El Sábado Santo detiene sus horas, para no vivirlas. No se puede soportar tanta soledad. Por ello, concentra toda su mirada en la noche. Noche de Pascua. Y estalla en un grito, como una alerta en la vigilia de la noche: ¡Aleluya, ha resucitado el Señor! Y el anuncio va de corazón a corazón, que como torres vigías han aguardado la aurora del día de Pascua.
¡Aleluya! Este es el grito que rompió el velo de las tinieblas para que la luz brotase a borbotones en la noche de la Pascua.

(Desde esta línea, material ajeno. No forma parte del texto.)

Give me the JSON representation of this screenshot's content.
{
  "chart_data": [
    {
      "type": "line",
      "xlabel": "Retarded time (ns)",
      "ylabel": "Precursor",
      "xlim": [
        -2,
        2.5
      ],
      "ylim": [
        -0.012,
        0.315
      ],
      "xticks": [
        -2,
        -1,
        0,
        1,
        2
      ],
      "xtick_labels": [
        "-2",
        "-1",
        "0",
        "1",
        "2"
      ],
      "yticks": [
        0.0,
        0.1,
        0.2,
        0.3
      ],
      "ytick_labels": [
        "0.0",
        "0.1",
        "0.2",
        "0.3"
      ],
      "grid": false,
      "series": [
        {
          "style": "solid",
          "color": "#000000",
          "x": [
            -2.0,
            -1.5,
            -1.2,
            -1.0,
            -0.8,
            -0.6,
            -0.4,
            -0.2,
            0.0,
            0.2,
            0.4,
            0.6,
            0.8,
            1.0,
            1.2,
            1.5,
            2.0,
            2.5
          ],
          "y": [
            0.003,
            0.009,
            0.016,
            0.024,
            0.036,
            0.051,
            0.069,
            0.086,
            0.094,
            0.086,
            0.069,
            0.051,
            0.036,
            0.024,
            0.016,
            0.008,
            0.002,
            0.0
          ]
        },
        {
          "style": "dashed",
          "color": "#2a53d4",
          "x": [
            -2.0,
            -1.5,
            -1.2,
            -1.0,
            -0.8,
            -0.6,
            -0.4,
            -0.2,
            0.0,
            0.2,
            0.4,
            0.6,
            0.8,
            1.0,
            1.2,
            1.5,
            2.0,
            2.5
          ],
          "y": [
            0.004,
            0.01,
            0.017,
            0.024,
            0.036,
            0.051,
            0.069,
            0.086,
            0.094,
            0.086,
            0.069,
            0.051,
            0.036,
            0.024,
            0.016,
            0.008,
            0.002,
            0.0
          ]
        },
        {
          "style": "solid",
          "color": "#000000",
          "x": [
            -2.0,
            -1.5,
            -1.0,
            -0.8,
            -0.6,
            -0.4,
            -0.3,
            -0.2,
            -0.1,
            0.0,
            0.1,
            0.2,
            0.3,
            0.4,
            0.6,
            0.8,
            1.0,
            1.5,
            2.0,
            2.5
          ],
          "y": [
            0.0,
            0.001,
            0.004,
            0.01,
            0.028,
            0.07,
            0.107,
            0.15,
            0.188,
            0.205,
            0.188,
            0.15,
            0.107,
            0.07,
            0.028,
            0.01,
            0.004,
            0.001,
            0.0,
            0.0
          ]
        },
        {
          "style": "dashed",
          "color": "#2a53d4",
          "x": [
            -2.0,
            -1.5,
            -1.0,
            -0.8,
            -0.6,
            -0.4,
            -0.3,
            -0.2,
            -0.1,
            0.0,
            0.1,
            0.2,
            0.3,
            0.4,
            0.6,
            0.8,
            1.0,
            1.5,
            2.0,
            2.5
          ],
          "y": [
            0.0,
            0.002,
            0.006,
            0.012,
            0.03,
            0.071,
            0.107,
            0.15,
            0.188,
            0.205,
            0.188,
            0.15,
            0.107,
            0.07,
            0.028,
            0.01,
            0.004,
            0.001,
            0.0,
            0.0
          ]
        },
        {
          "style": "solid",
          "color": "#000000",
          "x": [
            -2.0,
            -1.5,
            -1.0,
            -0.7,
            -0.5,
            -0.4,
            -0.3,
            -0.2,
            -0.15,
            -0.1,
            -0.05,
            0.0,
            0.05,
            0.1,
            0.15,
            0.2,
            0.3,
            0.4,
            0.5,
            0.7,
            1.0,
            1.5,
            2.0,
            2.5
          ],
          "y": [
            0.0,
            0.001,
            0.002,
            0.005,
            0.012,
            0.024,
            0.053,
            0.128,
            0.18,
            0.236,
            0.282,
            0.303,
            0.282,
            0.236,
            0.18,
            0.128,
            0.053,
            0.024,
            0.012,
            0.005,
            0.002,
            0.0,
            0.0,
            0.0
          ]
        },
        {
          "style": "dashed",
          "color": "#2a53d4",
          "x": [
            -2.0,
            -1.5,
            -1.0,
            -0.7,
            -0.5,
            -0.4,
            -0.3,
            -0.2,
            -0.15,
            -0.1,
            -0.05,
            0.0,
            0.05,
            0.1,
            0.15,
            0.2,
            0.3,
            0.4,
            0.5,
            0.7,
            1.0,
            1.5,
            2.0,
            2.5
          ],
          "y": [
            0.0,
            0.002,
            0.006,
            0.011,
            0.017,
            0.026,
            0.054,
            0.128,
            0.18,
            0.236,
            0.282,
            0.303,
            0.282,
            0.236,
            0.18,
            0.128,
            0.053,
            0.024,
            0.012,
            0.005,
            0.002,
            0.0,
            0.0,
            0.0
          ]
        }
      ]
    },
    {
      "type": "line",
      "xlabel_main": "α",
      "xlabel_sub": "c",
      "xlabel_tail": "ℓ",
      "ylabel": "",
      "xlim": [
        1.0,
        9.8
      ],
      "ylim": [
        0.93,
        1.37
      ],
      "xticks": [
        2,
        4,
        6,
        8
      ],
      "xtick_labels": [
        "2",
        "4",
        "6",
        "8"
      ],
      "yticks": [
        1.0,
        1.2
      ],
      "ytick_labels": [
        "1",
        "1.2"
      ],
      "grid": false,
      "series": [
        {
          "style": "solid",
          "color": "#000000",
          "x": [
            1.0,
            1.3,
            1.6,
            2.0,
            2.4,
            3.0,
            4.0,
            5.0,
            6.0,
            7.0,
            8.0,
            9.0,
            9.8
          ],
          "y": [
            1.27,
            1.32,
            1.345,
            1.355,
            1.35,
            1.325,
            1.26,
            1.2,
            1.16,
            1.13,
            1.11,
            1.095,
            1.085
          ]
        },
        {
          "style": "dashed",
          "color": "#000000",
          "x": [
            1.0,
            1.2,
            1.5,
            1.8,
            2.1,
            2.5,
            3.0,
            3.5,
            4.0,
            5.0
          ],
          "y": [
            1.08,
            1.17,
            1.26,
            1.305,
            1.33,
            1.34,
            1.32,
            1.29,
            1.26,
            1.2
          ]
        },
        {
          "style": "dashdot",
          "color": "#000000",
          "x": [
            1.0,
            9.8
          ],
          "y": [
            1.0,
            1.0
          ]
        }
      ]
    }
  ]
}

Aleluya, grito de sorpresa: la Vida ha vencido a la muerte, y se pasea entre cánticos armónico de gozo.
Aleluya, grito de alegría: el vacío del sepulcro es el signo luminoso de su presencia: ¡Ha resucitado! Y la alegría se extiende como dulce bálsamo.
Aleluya, grito de esperanza: el dolor ya no es la herida antesala de la muerte, es sólo un paso momentáneo al encuentro jubiloso con Dios.
Aleluya, grito de amor: el silencio del desamor humano ha saltado en pedazos ante el grito de amor del Padre por su Hijo: Dios ha resucitado a Jesús.
Aleluya, es el grito… Aleluya, es nuestro grito… Porque yo participo de este gozo: ¡Resucitó por mí, porque murió por mí!
Y ahora caminamos con la frente alta: somos un pueblo redimido y salvado. No tenemos que esconder nuestro rostro ante la culpa que suponía haber entregado a la muerte al mejor de los mortales, Hijo de Dios. Dios, el Señor de la vida, ha resucitado a su Hijo y nos lo entrega de nuevo como Hermano.
Aleluya es el grito, que oiremos en las fiestas de la Pascua hasta el día también grandioso de Pentecostés, cuando el Resucitado conviene que se marche para que venga el Espíritu, que nos lo mostrará todo y nos adentrará en la alegría de la Iglesia que nos conduce al Reino.
Cuarenta días, medidos con el egoísmo del pecado y la humanidad caída, duró nuestra Cuaresma de dolor, arrepentimiento y austeridad… Cuarenta días medidos con el tiempo de la eternidad de la Resurrección durará este tiempo de Pascua para gritar desde una fe viva:
Pero, el Resucitado no es un fantasma. Cristo Resucitado se hace más cercano aún al hombre: junto al mar, parece un ribereño; en el huerto del sepulcro, un hortelano; en el camino de Emaús, un viajero solitario. El Resucitado, que un día compartió la historia humana en el cuerpo frágil de Jesús de Nazaret, sigue vivo y encarnado entre nosotros y podemos aún reconocerlo también en la humanidad del pobre y desvalido, y le reconoceremos cada día “al partir el Pan”.